AA’nın aktardığına göre Görür, Kuzey Anadolu Fayı’nın, Marmara Denizi’ndeki yapısından bahsederek, “Marmara Denizi’nde Kuzey Anadolu Fayı’nın kuzey kolu var. 3 kollu bir fay, bu fay kilitli bir fay. ‘Kilitli bir fay’ demek enerji biriktiriyor. Bu kol günün birinde kırılacak. Kırıldığı takdirde, en fazla 7 büyüklüğüne varabilir. Eğer kolun 45 kilometrelik uzunluğunun tamamı kilitli olup, kırılırsa 6 ve üzeri deprem olur. İkinci kol ise Yeşilköy açıklarından, orta Marmara, Silivri açıklarına kadar. Bu kola ‘Kumburgaz kolu’ diyoruz. Yaklaşık 70 kilometre uzunluğundadır. Bu kırıldığı takdirde, minimum 7,2 büyüklüğünde deprem üretir” değerlendirmesinde bulundu.
“Marmara Denizi’nin ortasında oluşan deprem boşluğu muhakkak kırılacak”

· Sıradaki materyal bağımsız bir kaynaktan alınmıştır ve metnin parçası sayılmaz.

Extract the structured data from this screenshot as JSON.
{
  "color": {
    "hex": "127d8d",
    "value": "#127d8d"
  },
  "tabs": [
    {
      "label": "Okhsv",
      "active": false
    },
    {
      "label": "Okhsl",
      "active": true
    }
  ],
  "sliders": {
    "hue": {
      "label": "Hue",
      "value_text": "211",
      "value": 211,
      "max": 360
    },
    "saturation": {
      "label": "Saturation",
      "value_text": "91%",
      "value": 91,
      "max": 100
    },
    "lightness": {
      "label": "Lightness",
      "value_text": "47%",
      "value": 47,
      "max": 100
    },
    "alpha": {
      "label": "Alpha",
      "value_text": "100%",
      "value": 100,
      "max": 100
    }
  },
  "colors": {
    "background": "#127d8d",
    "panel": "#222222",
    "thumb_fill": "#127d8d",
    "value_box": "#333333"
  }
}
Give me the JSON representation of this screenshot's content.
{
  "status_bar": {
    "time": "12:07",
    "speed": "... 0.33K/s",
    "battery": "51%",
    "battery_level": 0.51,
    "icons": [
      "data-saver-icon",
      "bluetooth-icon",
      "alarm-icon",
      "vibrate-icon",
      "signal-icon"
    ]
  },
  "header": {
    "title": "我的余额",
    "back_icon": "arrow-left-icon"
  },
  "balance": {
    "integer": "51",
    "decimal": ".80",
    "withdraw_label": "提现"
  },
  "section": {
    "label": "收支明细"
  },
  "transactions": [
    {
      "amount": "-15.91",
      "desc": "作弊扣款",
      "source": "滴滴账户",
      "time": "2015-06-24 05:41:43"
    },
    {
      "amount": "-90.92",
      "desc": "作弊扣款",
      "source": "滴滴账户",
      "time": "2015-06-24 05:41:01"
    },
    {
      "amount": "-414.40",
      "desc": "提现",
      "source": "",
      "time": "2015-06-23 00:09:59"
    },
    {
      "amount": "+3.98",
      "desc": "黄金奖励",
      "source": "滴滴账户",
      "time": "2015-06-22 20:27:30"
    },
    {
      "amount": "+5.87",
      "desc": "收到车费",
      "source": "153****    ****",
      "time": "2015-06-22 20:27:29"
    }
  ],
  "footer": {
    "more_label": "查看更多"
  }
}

Görür, Silivri açıklarından başlayan ve Tekirdağ’a giden fay kolunun ise 1912 yılında Şarköy depreminde kırıldığına işaret ederek, “Enerji biriktirdiğini düşünüyoruz. Kırılıp da ayrı bir deprem oluşturmayacağını düşünüyoruz. Kırıldığı zaman bu kol da 7,2’lere varan deprem üretebilir” dedi.
Marmara bölgesinde beklenen depremin, birçok farklı senaryoyla gerçekleşebileceğine değinen Görür, “Biz depremin, Kumburgaz kolu üzerinde başlayacağını düşünüyoruz. Daha sonra başka bölgeleri kıracağını veya 6 Şubat’ta güneyde olan depremdeki gibi fayın diğer kollarının da kırılacağını. Güney bölgesinde 2 fay birbirini tetiklemek suretiyle kırıldı. Bu da peş peşe kırılabilir. O zaman depremin büyüklüğünün 7,5’e kadar çıkabileceğini düşünüyoruz” ifadelerini kullandı.
Görür, Marmara Denizi’nin ortasında oluşan deprem boşluğunun muhakkak kırılacağını ve depreme neden olacağını vurgulayarak, “1912 ve 1999 yıllarında Marmara Denizi’nin iki tarafında da deprem olmuş. İkisinin ortasında 1766 yılından beri deprem yok. O aradaki deprem boşluğu muhakkak dolacak. Bunun başka bir yolu yok. Doğuda ve batıda deprem olursa, ikisinin arası muhakkak kırılmak zorundadır. Bu bölgenin periyodu doldu. Bu işin şakası yok” şeklinde konuştu.
Programa, Gebze Ticaret Odası Başkanı Abdurrahman Aslantaş, Gebze Belediye Başkan Yardımcısı Sedat Çelik, Çayırova Belediye Başkan Yardımcısı Salih Palas, TMMOB İnşaat Mühendisleri Odası Gebze Temsilcisi Ahmet Kadı, siyasi parti ve sanayi kuruluşlarının temsilcileri ile vatandaşlar katıldı.